Improponibile è Enza Ambrosone. Non perché non abbia i titoli giusti. Ma un soggetto politico che si auto-propone per troppe cose finisce inevitabilmente con l’indebolire la propria immagine e la propria valenza politica. I tuttologi son passati di moda. La Ambrosone si è proposta prima come candidata sindaca; poi – se avesse vinto Pizza – come vicesindaco; poi ancora almeno come assessore. Una carica comunque, insomma, purché sia una carica. Vi pare serio? In ogni caso, sarebbe anch’ella “estranea” al contesto disegnato dal voto del 24 giugno, molto caratterizzato dalla supremazia d’un sindaco 5 Stelle. Per di più, a differenza di Petitto, Ambrosone ha l’aggravante d’un percorso non proprio coerente: quando era nell’Udc, l’Udc schierata nel centrodestra, diceva le stesse cose che dice oggi nel Pd, quel Pd che avrebbe tanto bisogno d’una abbondante verniciata di centrosinistra. Come la mettiamo?

Paradossalmente, la figura più idonea a svolgere quel ruolo, nelle condizioni date, è proprio la persona (per esperienza e soltanto per esperienza) meno attrezzata rispetto alle altre due: ovvero Ugo Maggio. Perché la scelta, oggettivamente, non può prescindere da ciò che è accaduto il 4 marzo e il 24 giugno. Tra campo della conservazione e campo del cambiamento, Ugo Maggio, cioè gruppo di Gianluca Festa, è lontano dal primo e prossimo al secondo.
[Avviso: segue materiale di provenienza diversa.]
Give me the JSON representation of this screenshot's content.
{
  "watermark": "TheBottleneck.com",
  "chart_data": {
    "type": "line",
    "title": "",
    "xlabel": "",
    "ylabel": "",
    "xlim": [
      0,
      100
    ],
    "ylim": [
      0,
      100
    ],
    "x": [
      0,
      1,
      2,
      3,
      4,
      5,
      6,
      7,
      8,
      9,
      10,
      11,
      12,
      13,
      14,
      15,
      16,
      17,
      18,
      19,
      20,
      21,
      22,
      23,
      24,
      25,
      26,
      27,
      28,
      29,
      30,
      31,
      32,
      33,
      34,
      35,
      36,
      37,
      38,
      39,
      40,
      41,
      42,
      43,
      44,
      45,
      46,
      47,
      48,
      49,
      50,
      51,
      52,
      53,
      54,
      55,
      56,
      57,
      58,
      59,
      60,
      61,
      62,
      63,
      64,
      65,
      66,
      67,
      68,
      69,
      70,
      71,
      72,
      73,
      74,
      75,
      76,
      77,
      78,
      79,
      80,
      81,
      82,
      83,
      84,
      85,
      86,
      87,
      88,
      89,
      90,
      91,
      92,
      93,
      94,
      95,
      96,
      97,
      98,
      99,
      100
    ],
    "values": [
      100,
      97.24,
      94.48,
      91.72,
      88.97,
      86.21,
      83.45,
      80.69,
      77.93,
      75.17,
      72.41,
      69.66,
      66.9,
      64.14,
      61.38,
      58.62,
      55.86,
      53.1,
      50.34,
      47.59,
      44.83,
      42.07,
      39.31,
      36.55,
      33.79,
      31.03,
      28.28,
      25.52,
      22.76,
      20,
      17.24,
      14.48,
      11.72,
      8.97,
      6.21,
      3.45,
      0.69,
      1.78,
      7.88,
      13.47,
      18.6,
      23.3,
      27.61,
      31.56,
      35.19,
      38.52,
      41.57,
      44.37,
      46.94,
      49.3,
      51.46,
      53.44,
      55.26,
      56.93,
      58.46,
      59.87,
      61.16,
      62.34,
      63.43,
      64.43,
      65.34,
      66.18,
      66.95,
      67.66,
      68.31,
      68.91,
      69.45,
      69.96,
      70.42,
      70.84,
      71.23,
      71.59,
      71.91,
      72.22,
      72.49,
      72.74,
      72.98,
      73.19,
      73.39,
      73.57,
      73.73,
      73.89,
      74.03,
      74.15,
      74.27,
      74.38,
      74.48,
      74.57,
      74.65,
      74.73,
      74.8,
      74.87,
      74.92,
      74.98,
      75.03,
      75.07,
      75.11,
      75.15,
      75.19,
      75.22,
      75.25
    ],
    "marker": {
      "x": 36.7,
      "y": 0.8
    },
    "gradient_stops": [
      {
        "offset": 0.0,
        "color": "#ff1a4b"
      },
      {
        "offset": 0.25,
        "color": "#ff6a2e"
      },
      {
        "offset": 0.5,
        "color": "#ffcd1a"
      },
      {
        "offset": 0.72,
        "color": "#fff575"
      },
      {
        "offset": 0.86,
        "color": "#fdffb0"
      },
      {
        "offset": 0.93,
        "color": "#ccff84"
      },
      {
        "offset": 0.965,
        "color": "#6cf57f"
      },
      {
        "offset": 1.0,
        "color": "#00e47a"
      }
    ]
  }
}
In altre parole, è molto più adeguato di Petitto e Ambrosone per interpretare l’orientamento politico espresso dagli avellinesi.

D’altra parte, e infine, o il Pd si muove in questa direzione, lasciandosi alle spalle – a Roma come ad Avellino – il modello di uomini e di gestione che lo ha portato alla rovina, oppure la sua rinascita, che pure sarebbe indispensabile per ripristinare gli equilibri politici del Paese, resterà una chimera. E il popolo Pd, demoralizzato e silenzioso ma ancora vivo e vegeto, non lo meriterebbe.